Large CPU time overhead RK4 ODE solver for parabolic problem

I am solving a simple periodic vector parabolic equation using DifferentialEquations’ RK4() ODE solver. The code below is self contained.

For the parameters specified, the ODE solver on my computer takes 0.23s (average time after compilation) during which it calls the function dydx a total of 24261 times.

Separate benchmarking of the function dydx indicates it takes 1.4 microseconds to execute. The function dydx seems pretty optimized (0 allocations…).

The overhead of the RK4() solver appears large. Specifically, the ratio 0.23s/24261 (the effective time per call in RK4) is roughly 7 times 1.4 microseconds (the time fore one call). Given the simplicity of the RK4 scheme (just a few additions of the results from dydx), this ratio seems large.

Are there ODE parameters that can reduce this overhead? Thanks!

using DifferentialEquations

ny = 1000    # # of points along y
dy = 0.05     # discretization step along y
xspan = 90.0   # size of domain along x
nhar = 10;      # number of periods along y

k = 2pi  # wavenumber
ky = nhar*k/(ny*dy)   # wavenumber along x
kx = sqrt(k^2-ky^2)   # wavenumber along y
phi = atan(ky/kx)
phi*180/pi            # angle of propagation
yin = [exp(-im*k*j*dy*sin(phi)) for j in 1:ny]  # periodic excitation

abstol = 1e-6
reltol = 1e-6

@fastmath @views @inbounds function dydx!(dydxa,y,p,x)
    ny,dy,k,neval = p
    neval[1] += 1   #counter to keep track of function calls
    ym1 = y[1]
    y0 = y[2]
    c2 = -im/(2.0*k*dy^2)
    for i in 2:ny-1
      yp1 = y[i+1]
      dydxa[i] = c2*(ym1-2y0+yp1)
      ym1 = y0
      y0 = yp1
    end
    dydxa[1] = c2*(y[ny] -2y[1] + y[2])
    dydxa[ny] = c2*(y[ny-1] - 2y[end] + y[1])
end


#time dydx routine
neval = [0]
p = ny,dy,k,neval
dydxa = similar(yin)
x = 0.1
@btime dydx!($dydxa,$yin,$p,$x)
# reveals time of 1.4 microsecond per call
tsingle = 1.4e-6

#time ODE solver
abstol = 1e-6
reltol = 1e-6
neval = [0]
p = ny,dy,k,neval
prob1 = ODEProblem(dydx!,yin,xspan,p)
@time sol1 = solve(prob1,RK4(),abstol=abstol,reltol=reltol,save_everystep=false)
neval[1]
#reveals time of 0.234 sec and 24261 calls to dydx
#timing was obtained after compilation
tpercallinODE = 0.234/24261

#Ratio approaches 7
tpercallinODE/tsingle
2 Likes

That sounds about right. You’re using a method with residual adaptivity controller, so it takes about 6 f calls per step. I am not sure why you chose this method for this application though: residual adaptivity control is somewhat expensive and is more suitable with applications where you’re propogating discontinuities, like when it’s used for method of steps in a delay differential equation.

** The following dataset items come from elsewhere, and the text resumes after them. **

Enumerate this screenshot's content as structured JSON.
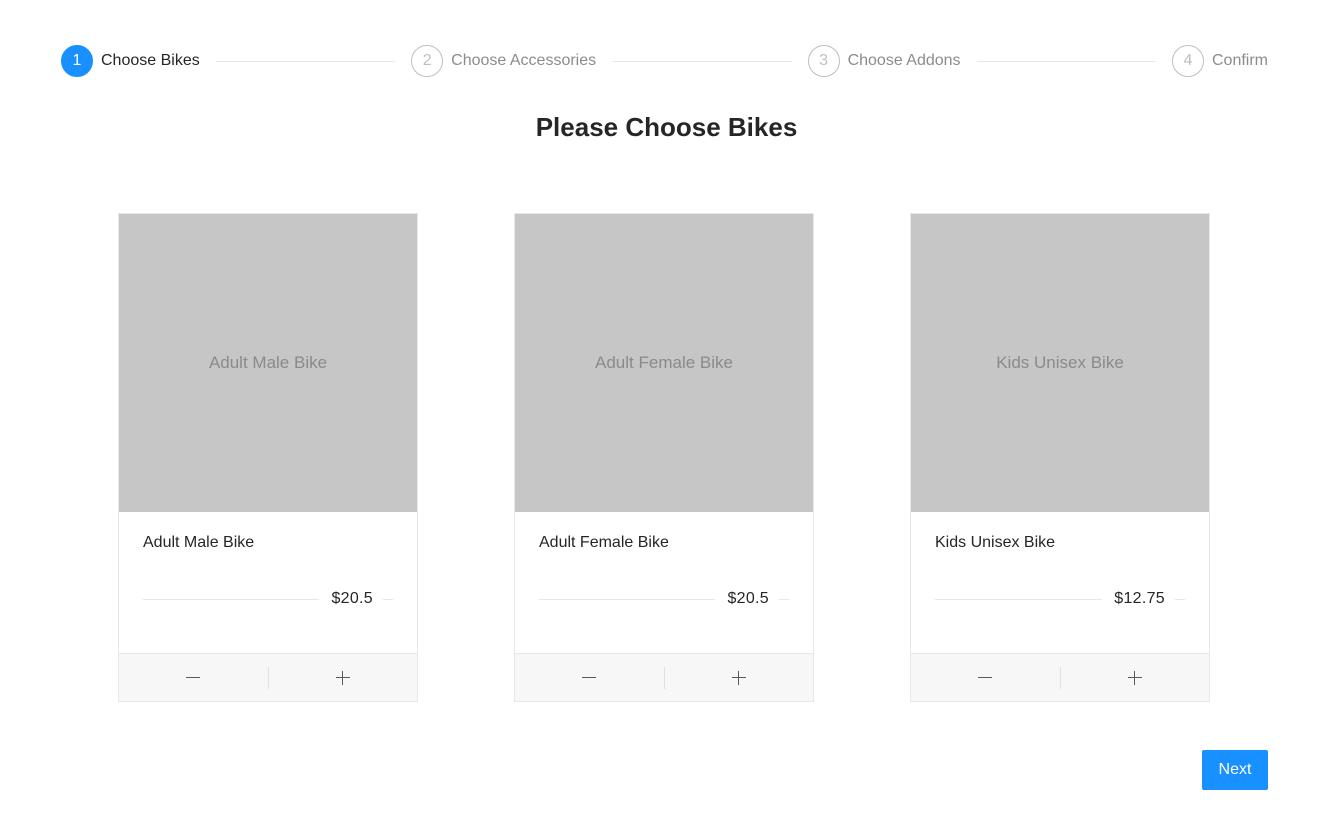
{
  "steps": [
    {
      "number": "1",
      "title": "Choose Bikes",
      "status": "active"
    },
    {
      "number": "2",
      "title": "Choose Accessories",
      "status": "wait"
    },
    {
      "number": "3",
      "title": "Choose Addons",
      "status": "wait"
    },
    {
      "number": "4",
      "title": "Confirm",
      "status": "wait"
    }
  ],
  "page_title": "Please Choose Bikes",
  "products": [
    {
      "image_text": "Adult Male Bike",
      "name": "Adult Male Bike",
      "price": "$20.5"
    },
    {
      "image_text": "Adult Female Bike",
      "name": "Adult Female Bike",
      "price": "$20.5"
    },
    {
      "image_text": "Kids Unisex Bike",
      "name": "Kids Unisex Bike",
      "price": "$12.75"
    }
  ],
  "actions": {
    "decrease_icon": "minus-icon",
    "increase_icon": "plus-icon"
  },
  "next_label": "Next",
  "colors": {
    "primary": "#1890ff",
    "placeholder": "#c6c6c6"
  }
}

Note that you can check this yourself by using destats:

@show sol1.destats

DiffEqBase.DEStats
Number of function 1 evaluations:                  24261
Number of function 2 evaluations:                  0
Number of W matrix evaluations:                    0
Number of linear solves:                           0
Number of Jacobians created:                       0
Number of nonlinear solver iterations:             0
Number of nonlinear solver convergence failures:   0
Number of rootfind condition calls:                0
Number of accepted steps:                          4041
Number of rejected steps:                          2

(24261-3)/4043=6, almost exactly (+3 f-evaluations because of the 3 FSAL resets, 1 at the start and 2 due to rejected steps).

So what’s the shadow 7th? Well, in adaptivity there’s a norm calculation on an error function, which is O(n) with the ODE size. It turns out that your ODE is a simple enough O(n) calculation that taking the norm of the state is comparable to the calculation of f:

@btime dydx!($dydxa,$yin,$p,$x) # 2.333 μs (0 allocations: 0 bytes)
@btime sqrt.(sum($abs2,$yin) ./ length($yin)) # 1.900 μs (0 allocations: 0 bytes)

And so the total cost of one step of residual adaptive RK4 is close to 7 f evaluations (for this ODE. If f is reasonably complex, then this goes down to 6).

For standard applications of ODEs like this, other methods like Tsit5 will be much more efficient. For example, Tsit5 is 6 evaluations per step (7, but a true 6 because of FSAL) but achieves 5th order and much smaller error coefficients, so it’ll take much larger steps for the same accuracy. And its error estimator is designed to be “free” (only the cost of a norm calculation of course), but it’s not discontinuity-robust like a residual adaptive method.

I think we’re talking different factors of 7… Using my timings:

The ODE solver runs for 0.23 s
Each “function 1” evaluation (call to dydx) takes 1.4 microsecond.

0.23 s divided by 1.4 microsecond = 164286, which is much bigger than the 24261 calls the solver makes for 4041 steps.

What am I missing?

There are 24261 total “function 1 calls”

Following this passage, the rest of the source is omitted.